Kepmendikdasmen Nomor 198 Tahun 2026 Tentang Uraian Materi Masa MP{LS (Pengenalan Lingkungan Sekolah Ramah) diterbitkan untuk melaksanakan ketentuan Pasal 14 Peraturan Menteri Pendidikan Dasar dan Menengah Nomor 12 Tahun 2026 tentang Masa Pengenalan Lingkungan Sekolah.

 

Isi Keputusan Menteri Pendidikan Dasar Dan Menengah Republik Indonesia Nomor 198 Tahun 2026 Tentang Uraian Materi Masa Pengenalan Lingkungan Sekolah Ramah adalah sebagai berikut

·           Diktum KESATU: Menetapkan Uraian Materi Masa Pengenalan Lingkungan Sekolah Ramah sebagaimana tercantum dalam Lampiran yang merupakan bagian tidak terpisahkan dari Keputusan Menteri ini.

·           Diktum KEDUA: Materi Masa Pengenalan Lingkungan Sekolah Ramah sebagaimana dimaksud dalam Diktum KESATU terdiri atas:

a. Materi utama; dan

b. Materi pilihan.

·           Diktum KETIGA : Keputusan Menteri ini mulai berlaku pada tanggal ditetapkan

 

A. Materi Utama

Berikut uraian materi utama dan pilihan dari MPLS Ramah:

1. Gerakan Tujuh Kebiasaan Anak Hebat

Murid perlu mengamalkan tujuh kebiasaan harian yang akan menjadi disiplin diri, yaitu:

a. Bangun Pagi: Melatih kedisiplinan dan kesiapan memulai hari.

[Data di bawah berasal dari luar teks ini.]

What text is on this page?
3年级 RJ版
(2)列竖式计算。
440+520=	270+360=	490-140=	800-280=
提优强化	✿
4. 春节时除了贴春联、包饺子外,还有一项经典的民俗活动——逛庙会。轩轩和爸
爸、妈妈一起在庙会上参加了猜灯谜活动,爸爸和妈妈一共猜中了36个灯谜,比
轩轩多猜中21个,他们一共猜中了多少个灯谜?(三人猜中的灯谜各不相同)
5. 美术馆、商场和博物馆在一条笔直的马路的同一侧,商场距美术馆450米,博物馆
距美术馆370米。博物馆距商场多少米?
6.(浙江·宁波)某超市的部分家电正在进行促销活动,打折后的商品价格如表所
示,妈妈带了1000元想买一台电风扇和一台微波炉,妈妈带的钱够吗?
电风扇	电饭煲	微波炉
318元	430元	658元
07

b. Beribadah: Bentuk nyata pemenuhan kebutuhan spiritual.

c. Berolahraga: Menjaga kebugaran sebagai modal dasar aktivitas belajar.

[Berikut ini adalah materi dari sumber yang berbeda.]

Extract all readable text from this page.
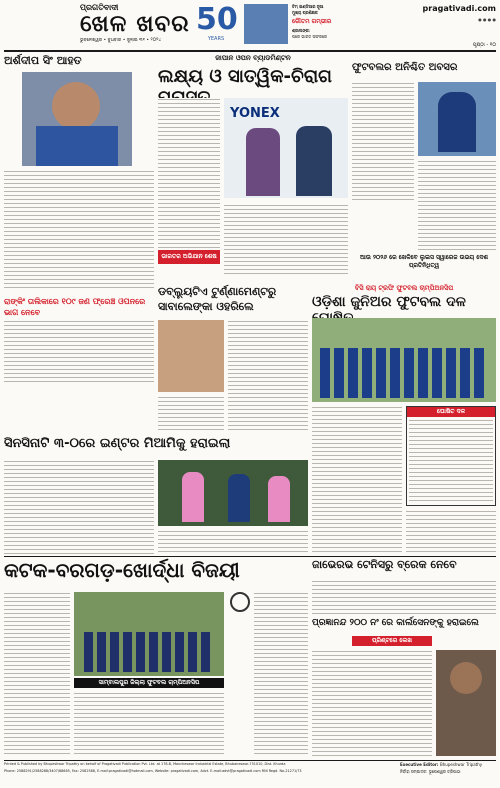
ପ୍ରଗତିବାଦୀ
ଖେଳ ଖବର
ଭୁବନେଶ୍ୱର • ବୁଧବାର • ଜୁଲାଇ ୩୧ • ୨୦୨୪
50
YEARS
ଟିମ୍ ଇଣ୍ଡିଆର ନୂଆ
ମୁଖ୍ୟ ପ୍ରଶିକ୍ଷକ
ଗୌତମ ଗମ୍ଭୀର
ଶ୍ରୀଲଙ୍କା
ପରେ ଭାରତ ସଫରରେ
pragativadi.com
● ● ● ●
ପୃଷ୍ଠା - ୧୦
ଅର୍ଶଦୀପ ସିଂ ଆହତ
ରାଙ୍କିଂ ତାଲିକାରେ ୧୦୯ ଜଣ ଫ୍ରେଞ୍ଚ ଓପନରେ ଭାଗ ନେବେ
ଜାପାନ ଓପନ ବ୍ୟାଡମିଣ୍ଟନ
ଲକ୍ଷ୍ୟ ଓ ସାତ୍ୱିକ-ଚିରାଗ
ଭାରତର ଅଭିଯାନ ଶେଷ
YONEX
ଫୁଟବଲର ଅନିଶ୍ଚିତ ଅବସର
ଆଉ ୨୦୨୬ ରେ ଖେଳିବେ ଲୁଇସ ସ୍ୱାରେଜ ଉଭୟ ଦେଶ ପ୍ରତିନିଧିତ୍ୱ
ଡବ୍ଲ୍ୟୁଟିଏ ଟୁର୍ଣ୍ଣାମେଣ୍ଟରୁ ସାବାଲେଙ୍କା ଓହରିଲେ
ବିସି ରାୟ ଟ୍ରଫି ଫୁଟବଲ ଚାମ୍ପିଅନସିପ
ଓଡ଼ିଶା ଜୁନିଅର ଫୁଟବଲ ଦଳ
ଘୋଷିତ ଦଳ
ସିନସିନାଟି ୩-୦ରେ ଇଣ୍ଟର ମିଆମିକୁ ହରାଇଲା
କଟକ-ବରଗଡ଼-ଖୋର୍ଦ୍ଧା ବିଜୟୀ
ସାମ୍ବାଲପୁର ଜିଲ୍ଲା ଫୁଟବଲ ଚାମ୍ପିଅନସିପ
ଜାଭେରଭ ଟେନିସରୁ ବ୍ରେକ ନେବେ
ପ୍ରଜ୍ଞାନନ୍ଦ ୨୦୦ ନଂ ରେ କାର୍ଲସେନଙ୍କୁ ହରାଇଲେ
ପ୍ରିଣ୍ଟରେ ଲେଖ
Printed & Published by Bhupeshwar Tripathy on behalf of Pragativadi Publication Pvt. Ltd. at 178-B, Mancheswar Industrial Estate, Bhubaneswar-751010, Dist. Khurda
Phone: 2588291/2588288/3407/88665, Fax: 2582588, E-mail:pragativadi@hotmail.com, Website: pragativadi.com, Advt. E-mail:advt@pragativadi.com RNI Regd. No-21271/73
Executive Editor: Bhupeshwar Tripathy
ନିର୍ବାହୀ ସମ୍ପାଦକ: ଭୂପେଶ୍ୱର ତ୍ରିପାଠୀ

d. Makan Sehat dan Bergizi: Memastikan asupan nutrisi untuk pertumbuhan otak dan fisik.

e. Gemar Belajar: Menumbuhkan rasa ingin tahu yang berkelanjutan.

f. Bermasyarakat: Aktif bersosialisasi dan peduli terhadap lingkungan sekitar.

g. Tidur Cepat: Menjamin waktu istirahat yang cukup untuk pemulihan energi.

 

2. Pagi Ceria

Pagi Ceria merupakan program yang dirancang sebagai kegiatan pembuka sebelum memulai pembelajaran di sekolah. Kegiatan ini meliputi senam pagi (Senam Anak Indonesia Hebat), menyanyikan lagu Indonesia Raya, dan berdoa bersama. Program ini bertujuan untuk menciptakan suasana belajar yang positif dan merupakan bagian dari Tujuh Kebiasaan Anak Indonesia Hebat.

 

3. Sopan dan Santun Bermedia Sosial

Sopan dan santun bermedia sosial adalah sikap, perilaku, dan kebiasaan menggunakan media sosial secara beradab, bertanggung jawab, empatik, aman, dan bermanfaat dalam rangka menuju keadaban dan keamanan digital.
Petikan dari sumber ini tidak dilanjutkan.